Une grande dame, une camarades vient de nous quitter, elle qui avait une si belle voix et des textes à faire pâlir nos poètes blancs.
Miriam Makeba vient de décéder en Italie à l’âge de 76 ans.
Miriam Makeba était plus qu’une chanteuse. C’était une rebelle, une militante, un symbole de la lutte contre l’apartheid.
Pour ce régime raciste, elle était la femme sinon à abattre du moins à éloigner de son pays. Elle passera de longues années en exil (plus de 30 ans). Mais cela ne suffisait pas. L’apartheid l’a déchue de sa nationalité sud-africaine et ses disques ont été interdits.
Miriam Makeba a profité de son exil pour dénoncer ce régime anachronique à travers le monde et d’abord aux Nations Unies : « Les Nations-Unies doivent user de leur influence pour ouvrir les portes des prisons et des camps de concentration d’Afrique du Sud où des milliers de Noirs sont actuellement prisonniers... Mon pays a été transformé en vaste prison ».
Son destin de chanteuse se confond donc avec celui, dramatique, de son pays.
L’indépendance des pays africains dans les années soixante lui donne l’occasion de revenir en Afrique pour chanter ces événements historiques. Elle a été surnommée « Mama Africa ».

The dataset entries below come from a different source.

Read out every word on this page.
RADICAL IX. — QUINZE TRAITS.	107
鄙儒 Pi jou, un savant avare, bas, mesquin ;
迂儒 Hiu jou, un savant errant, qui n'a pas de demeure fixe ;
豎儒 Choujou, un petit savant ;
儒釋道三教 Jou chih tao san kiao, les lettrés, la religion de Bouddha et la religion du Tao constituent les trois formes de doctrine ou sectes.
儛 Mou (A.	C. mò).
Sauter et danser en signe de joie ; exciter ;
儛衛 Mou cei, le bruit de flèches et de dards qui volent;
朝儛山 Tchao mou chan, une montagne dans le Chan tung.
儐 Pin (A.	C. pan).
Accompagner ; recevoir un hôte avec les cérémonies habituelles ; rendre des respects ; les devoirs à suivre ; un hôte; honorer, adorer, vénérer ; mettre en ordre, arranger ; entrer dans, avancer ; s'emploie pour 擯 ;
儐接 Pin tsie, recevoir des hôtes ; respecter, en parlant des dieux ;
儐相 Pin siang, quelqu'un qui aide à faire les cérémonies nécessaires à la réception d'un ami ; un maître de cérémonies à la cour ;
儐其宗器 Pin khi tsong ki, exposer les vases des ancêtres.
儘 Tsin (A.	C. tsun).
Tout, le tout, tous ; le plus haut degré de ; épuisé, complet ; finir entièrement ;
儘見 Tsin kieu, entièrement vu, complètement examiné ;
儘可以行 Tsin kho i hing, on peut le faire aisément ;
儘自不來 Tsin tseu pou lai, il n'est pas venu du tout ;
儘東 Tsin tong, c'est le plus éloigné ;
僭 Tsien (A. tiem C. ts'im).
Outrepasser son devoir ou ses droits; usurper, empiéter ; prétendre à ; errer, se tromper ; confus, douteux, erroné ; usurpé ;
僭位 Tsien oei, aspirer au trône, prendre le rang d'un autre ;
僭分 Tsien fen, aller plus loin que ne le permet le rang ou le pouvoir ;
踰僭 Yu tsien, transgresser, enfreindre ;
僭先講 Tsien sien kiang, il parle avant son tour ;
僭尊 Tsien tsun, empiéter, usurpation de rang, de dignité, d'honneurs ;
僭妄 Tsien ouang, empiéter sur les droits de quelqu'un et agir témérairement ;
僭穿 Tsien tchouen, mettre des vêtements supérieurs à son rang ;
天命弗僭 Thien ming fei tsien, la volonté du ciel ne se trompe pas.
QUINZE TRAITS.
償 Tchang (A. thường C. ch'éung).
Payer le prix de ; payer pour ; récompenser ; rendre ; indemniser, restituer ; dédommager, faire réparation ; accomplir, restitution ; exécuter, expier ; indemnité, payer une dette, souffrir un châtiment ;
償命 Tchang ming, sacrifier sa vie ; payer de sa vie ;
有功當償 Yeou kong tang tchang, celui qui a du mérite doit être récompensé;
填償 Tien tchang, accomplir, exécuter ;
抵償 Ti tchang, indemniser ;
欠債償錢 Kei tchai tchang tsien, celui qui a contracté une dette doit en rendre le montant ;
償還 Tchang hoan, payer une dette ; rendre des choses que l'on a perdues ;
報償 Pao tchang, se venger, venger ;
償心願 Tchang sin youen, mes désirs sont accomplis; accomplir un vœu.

Elle s’est éteinte après avoir chanté pour soutenir l’écrivain Roberto Saviano.
Elle n’a rien renié de ses combats contre le racisme, l’injustice et l’exploitation des uns par les autres. Son combat est toujours actuel.
On a peut-être plus que jamais besoin des femmes (et des hommes) comme Miriam Makeba, une mère des luttes contre l'injustice.
Myriam était bien loin des Rice ou des Yade, elle était de la trempe des Maïa ou des Rosa, car dans le combat pour l'égalité et contre la barbarie raciste et colonialiste du capitalisme, il n'y a pas d'autres couleurs que le rouge.